When most people think of surveillance states, they think of China or Russia, or the ever tyrannical North Korea. What they forget, is that the West also has its fair share of troubling and invasive policies.
The latest of these plans, as reported by The New Scientist, is to harness the power of AI to process up to 30 separate data points previously recorded about citizens in local and national police databases.
This algorithm, authorities claim, will use that data to predict who is likely to commit a crime, or even be victimized by a crime. Once a victim or potential criminal has been located social workers could be dispatched to their home before a crime has even been committed.
This isn’t the first time that police in the UK have been inspired by Minority Report. Last year, news emerged that UK police forces had been using AI facial recognition systems to spot known criminals at large sporting events, festivals, and other crowded locations. An officer would then approach a potential criminal, let them know they had been spotted and warn them off any bad behavior.

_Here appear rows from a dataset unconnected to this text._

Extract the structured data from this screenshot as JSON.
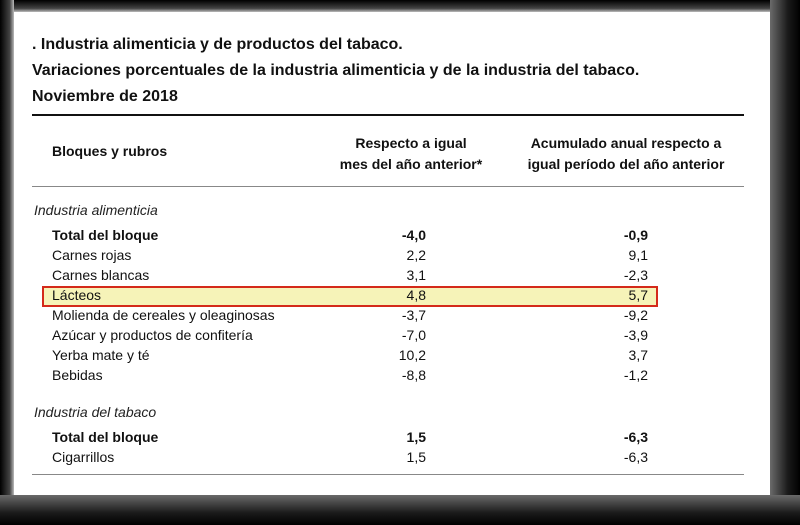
{
  "title": {
    "line1": ". Industria alimenticia y de productos del tabaco.",
    "line2": "Variaciones porcentuales de la industria alimenticia y de la industria del tabaco.",
    "line3": "Noviembre de 2018"
  },
  "headers": {
    "col0": "Bloques y rubros",
    "col1_l1": "Respecto a igual",
    "col1_l2": "mes del año anterior*",
    "col2_l1": "Acumulado anual respecto a",
    "col2_l2": "igual período del año anterior"
  },
  "sections": [
    {
      "name": "Industria alimenticia",
      "rows": [
        {
          "label": "Total del bloque",
          "v1": "-4,0",
          "v2": "-0,9",
          "bold": true
        },
        {
          "label": "Carnes rojas",
          "v1": "2,2",
          "v2": "9,1"
        },
        {
          "label": "Carnes blancas",
          "v1": "3,1",
          "v2": "-2,3"
        },
        {
          "label": "Lácteos",
          "v1": "4,8",
          "v2": "5,7",
          "highlighted": true
        },
        {
          "label": "Molienda de cereales y oleaginosas",
          "v1": "-3,7",
          "v2": "-9,2"
        },
        {
          "label": "Azúcar y productos de confitería",
          "v1": "-7,0",
          "v2": "-3,9"
        },
        {
          "label": "Yerba mate y té",
          "v1": "10,2",
          "v2": "3,7"
        },
        {
          "label": "Bebidas",
          "v1": "-8,8",
          "v2": "-1,2"
        }
      ]
    },
    {
      "name": "Industria del tabaco",
      "rows": [
        {
          "label": "Total del bloque",
          "v1": "1,5",
          "v2": "-6,3",
          "bold": true
        },
        {
          "label": "Cigarrillos",
          "v1": "1,5",
          "v2": "-6,3"
        }
      ]
    }
  ],
  "colors": {
    "highlight_fill": "#f6f3b8",
    "highlight_border": "#d42a1a"
  }
}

Unfortunately, many of the people approached were innocent bystanders. According to official statistics, the facial recognition algorithm was failing to spot potential troublemakers in as many as 9 out of 10 cases. This means that 90% of the people approached, people trying to enjoy a day out with family or friends, were being mistakenly singled out.
AI to the rescue
Despite the inevitable problems with using AI to solve crimes, the force is hoping that its new National Data Analytics Solution (NDAS) is going to be a winner. In fact, project leader Iain Donnelly, Superintendent at West Midlands Police in Birmingham, believes that AI is the best way for cash-strapped police departments to lower crime rates.
For many people, the idea that innocent until proven guilty is being shelved in order to target criminals before crimes occur will spark concern. No matter how many times Donnelly insists that this tech is not going to be used for pre-emptive arrests, it still sets a dangerous precedent for UK law enforcement.

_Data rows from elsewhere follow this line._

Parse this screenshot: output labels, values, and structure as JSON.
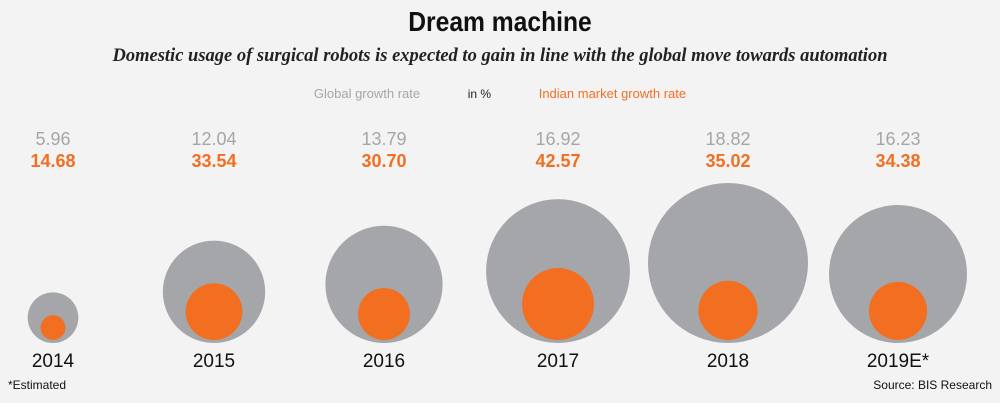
{
  "title": "Dream machine",
  "subtitle": "Domestic usage of surgical robots is expected to gain in line with the global move towards automation",
  "legend": {
    "global": "Global growth rate",
    "unit": "in %",
    "india": "Indian market growth rate"
  },
  "footnote": "*Estimated",
  "source": "Source: BIS Research",
  "colors": {
    "global": "#a4a6aa",
    "india": "#f26f21",
    "background": "#f3f3f3"
  },
  "chart_data": {
    "type": "bubble",
    "categories": [
      "2014",
      "2015",
      "2016",
      "2017",
      "2018",
      "2019E*"
    ],
    "series": [
      {
        "name": "Global growth rate",
        "values": [
          5.96,
          12.04,
          13.79,
          16.92,
          18.82,
          16.23
        ]
      },
      {
        "name": "Indian market growth rate",
        "values": [
          14.68,
          33.54,
          30.7,
          42.57,
          35.02,
          34.38
        ]
      }
    ],
    "value_labels": {
      "global": [
        "5.96",
        "12.04",
        "13.79",
        "16.92",
        "18.82",
        "16.23"
      ],
      "india": [
        "14.68",
        "33.54",
        "30.70",
        "42.57",
        "35.02",
        "34.38"
      ]
    },
    "unit": "%"
  }
}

What is NDAS trying to spot?
According to Donnelly, NDAS will, “generate actionable, predictive insights from multiple datasets to help U.K. Law Enforcement prioritize resources in order to tackle those issues that pose the greatest risk to the public.”
The police claim the algorithm will primarily attempt to spot people it believes could commit serious violent crimes, including knife and firearm offenses. The police also hope to help potential targets the AI believes have a high risk of becoming victims of modern slavery.
For the time being, eight British police forces are involved in the NDAS project, including London’s Metropolitan Police and the Greater Manchester Police. The system has been set up to ensure it could easily be rolled out to forces across the UK in future. According to Donnelly, perhaps conscious that Police funding has been heavily cut in recent years, NDAS is the country's best hope for lowering crime rates.
At this stage, how effective the system will be is unclear. What is clear, is that the system is vastly overreaching and an invasion of people’s privacy. And, with GCHQ and the National Cyber Security Centre pushing for access to people’s encrypted messages, it is hard not to envision where these systems could meet in the middle in the future.
East VS West
For a long time, countries in the West espoused moral ideologies they claimed were superior to those of governments in the East. Democratic ideals intrinsically linked to freedom, privacy, and opportunity were once the mainstay of British society. As money becomes scarcer, Western governments are becoming more willing to perform the kind of surveillance that they once criticized. In reality, this has been going on longer than people realize.
While in China the government is honest about its political ideologies and central control, places like the UK would prefer to keep people in the dark. The Snooper’s Charter already permits literally dozens of public bodies and authorities to access people's web browsing histories and metadata.
As time goes on, this data, as well as data from people’s encrypted private messages, could help to feed NDAS. No matter which way you look at it, the UK is now a surveillance state. No need to watch Black Mirror, just open the curtains in the morning.